Braintree is no longer indiscriminately adding business regardless of margin, which catalyzed transaction margin dollar growth last quarter for the first time in years. Still, if Stripe and Adyen want to race to the bottom on pricing, there’s little PayPal can do to overcome that. Luckily, Adyen isn’t playing this game. On the firm’s earnings call this past week, it spoke positively about PayPal’s change and how it continues to “price-to-value.” It’s not trying to undercut anyone… and that’s great news for the overall white label processing sector margin and PayPal’s too.
Fastlane Event
We got a bit more information on the PayPal Fastlane product launch currently in process. As a reminder, Fastlane is PayPal’s guest checkout profile that allows customers to enjoy the convenience of checkout accelerators. PayPal’s vast database allows it to identify a large proportion of online shoppers and expedite sign in and check out. That’s the luxury of having 400+ million accounts. Once a customer opts into a Fastlane profile, they can enjoy lightning-fast checkout at any opted-in PayPal merchant.
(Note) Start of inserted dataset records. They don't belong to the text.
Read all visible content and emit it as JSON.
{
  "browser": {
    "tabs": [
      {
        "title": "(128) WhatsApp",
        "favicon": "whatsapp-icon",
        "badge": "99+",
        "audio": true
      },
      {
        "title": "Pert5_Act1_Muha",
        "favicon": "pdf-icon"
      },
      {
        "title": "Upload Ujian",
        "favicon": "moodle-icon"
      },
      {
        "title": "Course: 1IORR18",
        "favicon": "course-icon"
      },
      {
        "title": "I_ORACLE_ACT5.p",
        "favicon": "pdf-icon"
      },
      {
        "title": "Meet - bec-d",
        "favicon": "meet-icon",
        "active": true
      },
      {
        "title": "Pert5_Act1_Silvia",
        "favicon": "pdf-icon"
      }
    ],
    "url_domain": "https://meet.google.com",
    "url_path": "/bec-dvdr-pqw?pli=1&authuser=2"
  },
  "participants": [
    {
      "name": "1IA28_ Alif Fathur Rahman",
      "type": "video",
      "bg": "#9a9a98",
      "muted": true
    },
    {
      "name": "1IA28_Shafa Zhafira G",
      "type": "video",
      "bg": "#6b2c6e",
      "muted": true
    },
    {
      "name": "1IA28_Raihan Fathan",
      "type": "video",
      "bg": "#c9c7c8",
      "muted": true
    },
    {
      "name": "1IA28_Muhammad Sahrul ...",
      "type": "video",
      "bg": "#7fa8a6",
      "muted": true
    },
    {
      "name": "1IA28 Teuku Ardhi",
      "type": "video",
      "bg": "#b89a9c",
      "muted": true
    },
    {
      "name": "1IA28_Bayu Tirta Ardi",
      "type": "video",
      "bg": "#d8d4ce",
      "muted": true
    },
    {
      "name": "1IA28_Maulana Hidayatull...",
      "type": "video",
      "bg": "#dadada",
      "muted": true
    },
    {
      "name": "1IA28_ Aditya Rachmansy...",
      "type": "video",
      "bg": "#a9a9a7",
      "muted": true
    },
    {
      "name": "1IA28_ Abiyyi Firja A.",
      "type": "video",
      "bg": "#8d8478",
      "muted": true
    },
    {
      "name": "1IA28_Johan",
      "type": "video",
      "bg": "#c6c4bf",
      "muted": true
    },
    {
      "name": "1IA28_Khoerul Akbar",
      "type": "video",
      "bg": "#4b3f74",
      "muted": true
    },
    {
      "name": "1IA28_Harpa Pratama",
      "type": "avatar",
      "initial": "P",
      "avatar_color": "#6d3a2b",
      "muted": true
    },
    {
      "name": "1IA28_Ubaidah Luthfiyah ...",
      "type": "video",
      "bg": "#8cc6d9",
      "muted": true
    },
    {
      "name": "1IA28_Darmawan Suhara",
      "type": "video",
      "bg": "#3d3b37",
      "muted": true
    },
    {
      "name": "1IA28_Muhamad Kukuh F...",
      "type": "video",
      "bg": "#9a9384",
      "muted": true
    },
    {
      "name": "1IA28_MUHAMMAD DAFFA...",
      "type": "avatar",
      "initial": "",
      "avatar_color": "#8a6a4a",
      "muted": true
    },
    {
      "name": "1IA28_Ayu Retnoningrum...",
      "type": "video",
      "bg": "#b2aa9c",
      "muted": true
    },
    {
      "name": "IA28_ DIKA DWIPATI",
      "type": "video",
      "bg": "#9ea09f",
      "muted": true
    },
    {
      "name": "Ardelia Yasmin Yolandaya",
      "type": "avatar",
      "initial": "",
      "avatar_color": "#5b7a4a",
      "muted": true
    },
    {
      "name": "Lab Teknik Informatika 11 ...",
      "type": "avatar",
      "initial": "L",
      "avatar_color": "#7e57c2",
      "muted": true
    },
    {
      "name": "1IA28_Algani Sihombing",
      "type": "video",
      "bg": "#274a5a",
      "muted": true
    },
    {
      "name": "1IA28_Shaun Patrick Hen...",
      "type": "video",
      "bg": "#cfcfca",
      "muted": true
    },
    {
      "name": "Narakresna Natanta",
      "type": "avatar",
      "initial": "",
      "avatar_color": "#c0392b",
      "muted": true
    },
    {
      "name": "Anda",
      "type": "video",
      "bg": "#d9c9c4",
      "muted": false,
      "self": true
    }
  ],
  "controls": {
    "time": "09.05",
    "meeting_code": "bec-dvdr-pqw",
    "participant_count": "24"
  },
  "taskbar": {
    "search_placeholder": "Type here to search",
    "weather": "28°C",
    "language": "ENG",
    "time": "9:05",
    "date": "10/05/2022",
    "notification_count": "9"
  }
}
It doesn’t matter if a consumer shops with that merchant weekly or hasn’t even entered its site – Fastlane delivers the same seamless checkout experience. Considering 80%+ of consumers at some point have abandoned a cart due to checkout friction and that guest checkout struggles to check a 50% shopper conversion rate, this is a massive issue… and a massive opportunity. That’s all review. So what did we learn this past week?
Fastlane is yielding a conversion rate between 75% and 90% for several highlighted merchants and is powering 32% faster guest checkout. PayPal is orienting Fastlane to focus on the merchant. It isn’t trying to build this product into some ubiquitous brand like PayPal or Venmo. It’s merely using the product to support its merchant base’s success. That, in turn, drives more transaction volume and PayPal growth. It’s carrying out this aim in two ways. First, it’s not showcasing the Fastlane profile option up-steam (before checkout) across a merchant’s site. Secondly, it is not charging any incremental service fees for Fastlane access through the end of this year. It will still profit from any incremental volume the product delivers and it sounds like PayPal will eventually treat this as an upcharge, like it does for Hyperwallet.
I am excited by the prospects of this product bending the growth curve upward for PayPal. The impact won’t be immediate, but it can be powerful heading into 2025. Between this, Braintree’s profitable growth, Venmo monetization, fixing Xoom and now tap-to-pay on iPhone opening up in Europe… there are tailwinds galore here.